ModuleNotFoundError: No module named 'packaging' when creating GPU Model Serving endpoint

Add pip_requirements during model logging.

Written by jessica.santos

Last published at: October 16th, 2024

Problem

Your container build process fails during model serving endpoint creation after logging a machine learning model using MLflow. You have run the logging and registering code on a Databricks GPU cluster. 

The following error appears in the Model Serving endpoint's Build Logs, stating that the ‘packaging’ module is missing.

Installing pip dependencies: ...working... Pip subprocess error:
#20 82.39 error: subprocess-exited-with-error
#20 82.39 × python setup.py egg_info did not run successfully.
#20 82.39 │ exit code: 1
#20 82.39 ╰─> [6 lines of output]
#20 82.39 Traceback (most recent call last):
#20 82.39 File "<string>", line 2, in <module>
#20 82.39 File "<pip-setuptools-caller>", line 34, in <module>
#20 82.39 File "/tmp/pip-install-0d8nbi6j/flash-attn_729e3168ad4e43fcbebe75f2aa40d649/setup.py", line 9, in <module>
#20 82.39 from packaging.version import parse, Version
#20 82.39 ModuleNotFoundError: No module named 'packaging'
#20 82.39 [end of output]

Cause

When logging your model using mlflow.<mlflow-flavor>.log_model without declaring the pip_requirements parameter (which contains the model's dependencies and their versions in a list of strings format), MLflow defaults to inferring the model's dependencies based on the current notebook session and persists them in the requirements.txt file. 

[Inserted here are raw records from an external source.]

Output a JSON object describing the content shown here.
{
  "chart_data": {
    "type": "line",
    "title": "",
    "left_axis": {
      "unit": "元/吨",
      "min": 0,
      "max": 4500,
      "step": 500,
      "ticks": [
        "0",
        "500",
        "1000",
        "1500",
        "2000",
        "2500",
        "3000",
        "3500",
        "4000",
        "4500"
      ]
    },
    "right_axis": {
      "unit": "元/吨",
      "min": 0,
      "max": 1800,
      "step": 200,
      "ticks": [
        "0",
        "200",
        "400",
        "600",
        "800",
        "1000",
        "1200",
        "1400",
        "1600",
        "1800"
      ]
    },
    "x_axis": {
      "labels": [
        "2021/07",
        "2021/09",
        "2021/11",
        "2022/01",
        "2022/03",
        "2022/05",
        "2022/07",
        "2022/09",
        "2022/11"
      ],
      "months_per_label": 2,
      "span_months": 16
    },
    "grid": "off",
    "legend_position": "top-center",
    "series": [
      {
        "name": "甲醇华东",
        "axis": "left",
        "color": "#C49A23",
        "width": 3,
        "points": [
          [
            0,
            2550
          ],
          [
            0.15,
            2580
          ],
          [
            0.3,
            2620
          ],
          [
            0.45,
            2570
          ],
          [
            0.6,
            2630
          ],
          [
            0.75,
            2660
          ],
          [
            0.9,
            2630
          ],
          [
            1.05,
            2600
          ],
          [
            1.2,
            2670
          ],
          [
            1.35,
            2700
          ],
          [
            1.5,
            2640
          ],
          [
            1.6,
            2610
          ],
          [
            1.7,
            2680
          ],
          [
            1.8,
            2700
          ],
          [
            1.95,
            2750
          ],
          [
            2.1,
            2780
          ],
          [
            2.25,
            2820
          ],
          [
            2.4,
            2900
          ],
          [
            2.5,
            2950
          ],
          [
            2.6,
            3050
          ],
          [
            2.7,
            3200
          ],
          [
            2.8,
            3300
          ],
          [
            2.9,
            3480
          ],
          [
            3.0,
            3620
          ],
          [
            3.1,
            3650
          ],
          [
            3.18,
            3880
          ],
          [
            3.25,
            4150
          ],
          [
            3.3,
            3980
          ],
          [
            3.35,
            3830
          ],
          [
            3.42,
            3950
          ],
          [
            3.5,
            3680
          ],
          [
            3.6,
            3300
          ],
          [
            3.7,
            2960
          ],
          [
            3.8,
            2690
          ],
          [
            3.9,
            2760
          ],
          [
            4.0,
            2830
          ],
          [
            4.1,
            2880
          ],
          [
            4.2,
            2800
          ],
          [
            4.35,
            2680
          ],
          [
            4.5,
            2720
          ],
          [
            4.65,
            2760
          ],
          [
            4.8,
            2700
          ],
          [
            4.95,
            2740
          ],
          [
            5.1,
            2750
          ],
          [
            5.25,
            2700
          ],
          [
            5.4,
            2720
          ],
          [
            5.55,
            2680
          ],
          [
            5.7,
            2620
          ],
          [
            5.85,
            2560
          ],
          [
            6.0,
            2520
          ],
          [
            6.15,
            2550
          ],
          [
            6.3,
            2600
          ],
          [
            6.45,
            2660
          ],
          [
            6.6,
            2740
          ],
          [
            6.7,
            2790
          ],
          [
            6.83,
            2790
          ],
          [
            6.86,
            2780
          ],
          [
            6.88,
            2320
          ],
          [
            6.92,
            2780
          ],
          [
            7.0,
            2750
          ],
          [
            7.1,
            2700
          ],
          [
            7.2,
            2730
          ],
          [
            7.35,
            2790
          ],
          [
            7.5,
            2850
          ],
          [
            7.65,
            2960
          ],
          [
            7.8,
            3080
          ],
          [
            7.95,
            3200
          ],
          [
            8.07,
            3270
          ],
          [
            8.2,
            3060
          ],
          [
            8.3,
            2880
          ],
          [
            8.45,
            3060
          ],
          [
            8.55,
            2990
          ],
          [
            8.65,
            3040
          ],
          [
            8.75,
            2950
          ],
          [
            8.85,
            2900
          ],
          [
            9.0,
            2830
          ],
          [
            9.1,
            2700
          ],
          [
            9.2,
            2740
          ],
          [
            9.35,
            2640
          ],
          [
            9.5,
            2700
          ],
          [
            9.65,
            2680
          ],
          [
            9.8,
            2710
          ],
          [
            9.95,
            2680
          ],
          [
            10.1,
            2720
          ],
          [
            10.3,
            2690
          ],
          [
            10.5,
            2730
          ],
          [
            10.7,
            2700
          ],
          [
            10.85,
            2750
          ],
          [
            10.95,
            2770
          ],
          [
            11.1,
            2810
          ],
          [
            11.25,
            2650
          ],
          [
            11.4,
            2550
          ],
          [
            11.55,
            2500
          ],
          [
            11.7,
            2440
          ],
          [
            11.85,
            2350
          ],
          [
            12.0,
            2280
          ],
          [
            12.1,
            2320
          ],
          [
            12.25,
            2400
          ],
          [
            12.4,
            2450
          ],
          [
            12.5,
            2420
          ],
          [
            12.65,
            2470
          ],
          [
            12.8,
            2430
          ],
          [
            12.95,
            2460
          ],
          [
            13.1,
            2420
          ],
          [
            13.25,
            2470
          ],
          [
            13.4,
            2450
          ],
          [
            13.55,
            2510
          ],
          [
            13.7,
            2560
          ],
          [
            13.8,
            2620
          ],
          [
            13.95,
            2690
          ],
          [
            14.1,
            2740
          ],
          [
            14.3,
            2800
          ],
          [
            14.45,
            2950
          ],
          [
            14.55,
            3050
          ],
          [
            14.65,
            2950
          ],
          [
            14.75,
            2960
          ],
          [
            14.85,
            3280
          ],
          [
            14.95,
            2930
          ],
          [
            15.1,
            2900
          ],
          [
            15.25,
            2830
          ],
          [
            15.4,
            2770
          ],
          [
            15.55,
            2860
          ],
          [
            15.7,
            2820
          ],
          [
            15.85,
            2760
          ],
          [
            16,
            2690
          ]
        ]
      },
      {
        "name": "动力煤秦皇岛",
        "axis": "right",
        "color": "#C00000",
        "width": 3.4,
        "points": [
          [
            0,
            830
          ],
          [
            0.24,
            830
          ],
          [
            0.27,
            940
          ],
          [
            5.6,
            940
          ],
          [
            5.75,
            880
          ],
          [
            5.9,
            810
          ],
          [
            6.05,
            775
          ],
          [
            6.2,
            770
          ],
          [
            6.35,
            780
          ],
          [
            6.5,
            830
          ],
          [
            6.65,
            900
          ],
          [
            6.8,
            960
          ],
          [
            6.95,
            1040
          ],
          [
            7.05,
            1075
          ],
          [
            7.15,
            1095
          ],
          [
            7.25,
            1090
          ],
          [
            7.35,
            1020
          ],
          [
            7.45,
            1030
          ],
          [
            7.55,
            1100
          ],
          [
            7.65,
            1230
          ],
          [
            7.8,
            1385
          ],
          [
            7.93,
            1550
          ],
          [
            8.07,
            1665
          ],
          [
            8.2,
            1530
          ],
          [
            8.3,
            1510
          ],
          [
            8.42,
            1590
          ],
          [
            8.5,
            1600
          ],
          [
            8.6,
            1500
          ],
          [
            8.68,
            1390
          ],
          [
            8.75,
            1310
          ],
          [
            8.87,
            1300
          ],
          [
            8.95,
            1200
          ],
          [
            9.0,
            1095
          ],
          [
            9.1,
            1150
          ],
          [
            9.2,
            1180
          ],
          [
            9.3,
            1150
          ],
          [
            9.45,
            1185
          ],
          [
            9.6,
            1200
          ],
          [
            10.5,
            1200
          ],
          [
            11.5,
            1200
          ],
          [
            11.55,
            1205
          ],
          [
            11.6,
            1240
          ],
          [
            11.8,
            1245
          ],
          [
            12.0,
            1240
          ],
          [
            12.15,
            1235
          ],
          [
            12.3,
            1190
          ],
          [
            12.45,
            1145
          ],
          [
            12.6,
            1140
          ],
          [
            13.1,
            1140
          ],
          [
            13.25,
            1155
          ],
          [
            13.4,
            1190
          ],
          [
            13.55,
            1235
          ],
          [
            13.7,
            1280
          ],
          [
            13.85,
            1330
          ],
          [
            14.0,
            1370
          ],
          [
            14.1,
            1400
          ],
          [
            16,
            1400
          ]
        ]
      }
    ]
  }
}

In this file, each dependency is listed in alphabetical order. However, this causes an issue because flash-attn comes before the packaging module, but flash-attn requires the packaging module to be installed first. 

Since the model's dependencies are installed during the container build process in the alphabetical order specified in requirements.txt, the packaging module is considered missing during the flash-attn installation.

Solution

Re-log your model in the same notebook/source file and explicitly include the pip_requirements parameter with the packaging module ordered first.  

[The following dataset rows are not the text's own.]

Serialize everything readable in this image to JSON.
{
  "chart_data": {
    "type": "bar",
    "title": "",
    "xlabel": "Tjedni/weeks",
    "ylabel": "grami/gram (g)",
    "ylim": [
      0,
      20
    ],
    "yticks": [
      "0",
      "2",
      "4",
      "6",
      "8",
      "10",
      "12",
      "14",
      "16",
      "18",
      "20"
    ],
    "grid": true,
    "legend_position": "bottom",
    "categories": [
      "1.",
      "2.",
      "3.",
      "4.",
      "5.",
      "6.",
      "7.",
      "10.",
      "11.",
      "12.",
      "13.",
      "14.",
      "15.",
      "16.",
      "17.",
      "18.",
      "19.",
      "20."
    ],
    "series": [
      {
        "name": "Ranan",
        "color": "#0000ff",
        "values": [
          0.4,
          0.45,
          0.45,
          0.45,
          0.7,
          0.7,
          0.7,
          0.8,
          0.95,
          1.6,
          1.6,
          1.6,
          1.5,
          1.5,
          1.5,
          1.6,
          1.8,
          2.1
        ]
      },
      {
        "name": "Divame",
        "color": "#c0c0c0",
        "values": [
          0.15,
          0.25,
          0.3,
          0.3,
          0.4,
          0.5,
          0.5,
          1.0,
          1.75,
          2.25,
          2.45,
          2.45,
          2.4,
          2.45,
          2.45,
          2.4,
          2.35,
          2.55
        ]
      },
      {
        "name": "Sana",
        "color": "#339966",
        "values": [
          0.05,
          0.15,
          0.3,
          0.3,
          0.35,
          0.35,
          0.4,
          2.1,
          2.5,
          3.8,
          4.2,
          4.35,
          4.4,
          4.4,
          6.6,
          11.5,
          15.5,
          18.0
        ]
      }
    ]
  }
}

  1. Get the notebook/source file used to log your model ready. 
  2. Navigate to the Experiment page of your model and then to the run that produced the model you want to serve. 
  3. Within the Run page, click on the Artifacts tab and then on the requirements.txt file. 
  4. Select all the content of this file and copy it. 
  5. Create a list of strings from the copied content of the requirements.txt file, where each string represents one dependency package required by your model. 
  6. Reorder the ‘packaging’ dependency to position it before the flash-attn package. You can also simply delete flash-attn if you do not need it. 
  7. In the notebook/source file used to log your model, add the pip_requirements parameter to the mlflow.<mlflow-flavor>.log_model function, setting it to the list of strings you manipulated in the previous step. 
  8. Rerun your source code to re-log and register a new version of your model.
  9. After the new model version is created, proceed to serve your model using Model Serving.

If you use transformer-based models, Databricks also recommends following an optimized-mpt-serving approach, which is to include metadata when logging the model:

metadata = {"task": "llm/v1/completions"} 

For more information, please review the Optimized large language model (LLM) serving (AWSAzure) documentation.

Redeploy the model using metadata information as a new version and serve the model using the API. 

If the above steps do not resolve the issue, please specify CUDA_HOME in the Dockerfile in order to support flash-attn.